Beth - (Para Glória.) É, ela tem razão. Calma que daqui a pouco o jogo acaba e... (Põe a mão no joelho de Glória.)

(Glória olha assustada a mão que acaricia seu joelho. Levanta-se num pulo e, tremendo, vira a arma na direção da cabeça de Beth. Dá, desesperada, um tiro que pega na parede, muito longe.)

D.Angélica - Outro?

(Sílvia dá um copo com água para Glória. Esta bebe num gole só e atira o copo longe.)

Glória - Mas o que eu estou fazendo? Fiquei louca também? Daqui a pouco pergunto quanto está o jogo. (Olha para Bento e Zemaria, ainda em frente da tv, quase interessada. Senta-se de novo no sofá, leva a mão com a arma à cabeça.) Não estou me sentindo muito... (Desmaia em cima de Pedro, que levanta com um grito, jogando Glória no chão. Rapidamente, Sílvia pega o revólver e mira em Bento, chamando-o. Ele demora um pouco para se virar.)

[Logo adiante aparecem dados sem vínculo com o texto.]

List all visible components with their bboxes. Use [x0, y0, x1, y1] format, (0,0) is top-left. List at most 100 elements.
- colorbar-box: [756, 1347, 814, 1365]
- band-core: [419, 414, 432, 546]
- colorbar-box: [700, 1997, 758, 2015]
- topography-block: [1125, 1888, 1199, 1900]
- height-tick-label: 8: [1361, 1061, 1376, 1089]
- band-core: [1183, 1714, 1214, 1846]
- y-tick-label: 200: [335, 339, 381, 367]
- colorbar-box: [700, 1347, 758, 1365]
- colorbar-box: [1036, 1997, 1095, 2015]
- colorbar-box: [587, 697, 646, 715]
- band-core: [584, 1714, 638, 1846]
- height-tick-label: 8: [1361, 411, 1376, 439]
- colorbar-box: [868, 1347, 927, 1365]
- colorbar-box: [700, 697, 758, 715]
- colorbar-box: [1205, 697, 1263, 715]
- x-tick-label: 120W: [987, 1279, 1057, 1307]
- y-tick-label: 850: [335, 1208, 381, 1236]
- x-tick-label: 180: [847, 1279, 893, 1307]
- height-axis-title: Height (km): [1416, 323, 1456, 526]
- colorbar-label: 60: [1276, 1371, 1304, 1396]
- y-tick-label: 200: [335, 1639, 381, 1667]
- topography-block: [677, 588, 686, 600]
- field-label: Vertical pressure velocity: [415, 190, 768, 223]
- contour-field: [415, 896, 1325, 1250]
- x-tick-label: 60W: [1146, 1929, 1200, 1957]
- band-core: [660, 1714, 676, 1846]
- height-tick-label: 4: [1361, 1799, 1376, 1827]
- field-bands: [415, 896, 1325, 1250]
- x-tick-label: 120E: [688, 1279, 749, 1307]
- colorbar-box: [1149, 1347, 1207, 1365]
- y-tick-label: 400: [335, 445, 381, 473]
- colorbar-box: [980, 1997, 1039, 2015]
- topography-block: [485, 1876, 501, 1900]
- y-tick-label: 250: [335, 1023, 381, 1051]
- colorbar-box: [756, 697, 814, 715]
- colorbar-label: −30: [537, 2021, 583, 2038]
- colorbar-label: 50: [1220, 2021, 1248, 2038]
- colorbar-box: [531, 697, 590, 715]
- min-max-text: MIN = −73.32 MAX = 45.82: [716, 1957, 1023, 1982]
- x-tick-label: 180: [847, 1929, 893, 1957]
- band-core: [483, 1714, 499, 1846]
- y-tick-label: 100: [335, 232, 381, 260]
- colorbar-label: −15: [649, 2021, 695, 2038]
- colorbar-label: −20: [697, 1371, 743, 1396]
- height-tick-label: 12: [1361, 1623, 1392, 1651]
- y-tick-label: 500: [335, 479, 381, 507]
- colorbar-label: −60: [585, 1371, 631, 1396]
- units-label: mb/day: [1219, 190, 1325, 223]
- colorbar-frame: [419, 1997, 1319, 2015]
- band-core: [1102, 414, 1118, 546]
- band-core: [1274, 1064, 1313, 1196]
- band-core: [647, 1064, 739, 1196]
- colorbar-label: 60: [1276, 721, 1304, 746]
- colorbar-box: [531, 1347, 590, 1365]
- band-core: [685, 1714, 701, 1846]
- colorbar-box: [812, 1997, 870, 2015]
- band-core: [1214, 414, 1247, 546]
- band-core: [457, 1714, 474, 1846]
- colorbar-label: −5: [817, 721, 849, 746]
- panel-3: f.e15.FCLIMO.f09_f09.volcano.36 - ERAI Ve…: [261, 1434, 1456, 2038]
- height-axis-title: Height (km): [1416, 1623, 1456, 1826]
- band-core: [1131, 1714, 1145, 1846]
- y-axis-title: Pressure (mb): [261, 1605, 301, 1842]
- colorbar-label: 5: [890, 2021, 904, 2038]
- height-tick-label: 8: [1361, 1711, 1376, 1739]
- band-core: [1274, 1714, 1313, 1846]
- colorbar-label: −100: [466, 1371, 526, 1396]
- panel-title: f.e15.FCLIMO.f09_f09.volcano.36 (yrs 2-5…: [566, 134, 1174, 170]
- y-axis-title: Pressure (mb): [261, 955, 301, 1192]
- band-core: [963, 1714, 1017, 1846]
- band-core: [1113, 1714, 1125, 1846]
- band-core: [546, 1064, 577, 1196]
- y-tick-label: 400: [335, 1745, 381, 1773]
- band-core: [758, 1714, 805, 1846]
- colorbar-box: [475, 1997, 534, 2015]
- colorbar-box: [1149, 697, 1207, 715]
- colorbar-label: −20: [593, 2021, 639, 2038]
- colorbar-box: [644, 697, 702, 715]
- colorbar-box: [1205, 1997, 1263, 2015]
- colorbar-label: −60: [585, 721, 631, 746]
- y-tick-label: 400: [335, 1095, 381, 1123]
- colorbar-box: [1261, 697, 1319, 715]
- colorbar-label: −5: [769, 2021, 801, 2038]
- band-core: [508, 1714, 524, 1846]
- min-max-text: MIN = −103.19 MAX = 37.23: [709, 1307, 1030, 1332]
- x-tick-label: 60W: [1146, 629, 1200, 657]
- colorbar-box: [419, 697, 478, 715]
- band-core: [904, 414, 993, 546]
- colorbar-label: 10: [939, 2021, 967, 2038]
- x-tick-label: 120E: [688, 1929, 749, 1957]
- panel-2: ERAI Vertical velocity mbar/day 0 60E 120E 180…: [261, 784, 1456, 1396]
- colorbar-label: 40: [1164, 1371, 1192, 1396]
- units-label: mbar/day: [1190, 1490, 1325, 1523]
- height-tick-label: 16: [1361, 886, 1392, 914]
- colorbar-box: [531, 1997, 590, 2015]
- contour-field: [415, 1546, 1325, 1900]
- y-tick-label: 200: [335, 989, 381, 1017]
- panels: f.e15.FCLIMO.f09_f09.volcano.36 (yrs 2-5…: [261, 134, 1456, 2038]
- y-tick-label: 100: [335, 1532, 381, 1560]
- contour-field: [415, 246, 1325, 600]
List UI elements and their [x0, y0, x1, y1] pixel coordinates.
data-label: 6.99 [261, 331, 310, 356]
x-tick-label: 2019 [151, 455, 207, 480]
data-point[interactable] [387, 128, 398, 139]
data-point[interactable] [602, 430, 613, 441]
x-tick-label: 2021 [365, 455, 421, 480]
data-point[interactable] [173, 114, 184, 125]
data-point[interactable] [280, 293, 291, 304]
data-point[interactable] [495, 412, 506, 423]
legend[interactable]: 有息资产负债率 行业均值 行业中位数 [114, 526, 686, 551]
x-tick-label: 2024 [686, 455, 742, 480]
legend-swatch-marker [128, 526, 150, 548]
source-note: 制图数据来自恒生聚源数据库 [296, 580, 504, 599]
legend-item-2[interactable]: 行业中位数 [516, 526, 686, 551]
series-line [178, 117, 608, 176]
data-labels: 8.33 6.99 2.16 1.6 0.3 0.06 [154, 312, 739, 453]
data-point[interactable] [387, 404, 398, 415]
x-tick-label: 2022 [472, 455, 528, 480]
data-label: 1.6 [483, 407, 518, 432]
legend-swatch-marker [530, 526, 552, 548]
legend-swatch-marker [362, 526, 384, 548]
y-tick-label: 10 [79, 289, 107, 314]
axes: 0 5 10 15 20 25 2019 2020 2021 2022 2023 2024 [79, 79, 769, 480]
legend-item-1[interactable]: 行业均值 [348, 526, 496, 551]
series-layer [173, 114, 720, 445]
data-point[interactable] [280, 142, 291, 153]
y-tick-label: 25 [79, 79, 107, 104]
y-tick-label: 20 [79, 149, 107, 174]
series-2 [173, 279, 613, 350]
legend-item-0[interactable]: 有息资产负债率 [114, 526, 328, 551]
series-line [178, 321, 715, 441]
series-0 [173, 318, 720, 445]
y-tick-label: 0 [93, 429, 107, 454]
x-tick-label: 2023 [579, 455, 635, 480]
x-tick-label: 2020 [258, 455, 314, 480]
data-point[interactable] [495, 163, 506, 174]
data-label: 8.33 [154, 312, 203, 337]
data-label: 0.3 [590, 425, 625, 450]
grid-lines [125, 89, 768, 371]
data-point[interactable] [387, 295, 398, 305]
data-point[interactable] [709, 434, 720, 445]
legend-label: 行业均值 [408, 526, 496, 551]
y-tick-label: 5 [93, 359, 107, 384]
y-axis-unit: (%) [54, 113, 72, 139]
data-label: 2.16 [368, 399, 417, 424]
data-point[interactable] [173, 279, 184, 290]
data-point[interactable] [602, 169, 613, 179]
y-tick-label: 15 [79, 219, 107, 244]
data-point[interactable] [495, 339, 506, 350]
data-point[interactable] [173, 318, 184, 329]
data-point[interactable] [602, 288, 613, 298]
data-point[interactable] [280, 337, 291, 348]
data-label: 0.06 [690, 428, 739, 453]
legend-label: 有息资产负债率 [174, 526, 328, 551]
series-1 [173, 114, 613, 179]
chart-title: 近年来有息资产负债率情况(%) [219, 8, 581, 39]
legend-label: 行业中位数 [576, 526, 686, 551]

Sílvia - Fora! Carregue essa maluca! Fora os dois! Fora de minha casa!

Bento - Minha Glória! Você matou minha Glória!

Zemaria - Pst!

Bento - (Para Zemaria) Que foi? Aconteceu alguma coisa?

(Glória dá três tiros.)

D.Angélica - He, que é goleada!

(A televisão começa a tocar o hino do Juventus. Zemaria e Bento se abraçam emocionados e cantam junto. Pedro arrisca se aproximar e logo cai na festa também. Beth se ajoelha perto de Glória e passa a mão em seus cabelos. As duas empregadas saem de fininho. Sílvia, com a arma ainda na mão, chora desconsolada no colo de sua mãe.)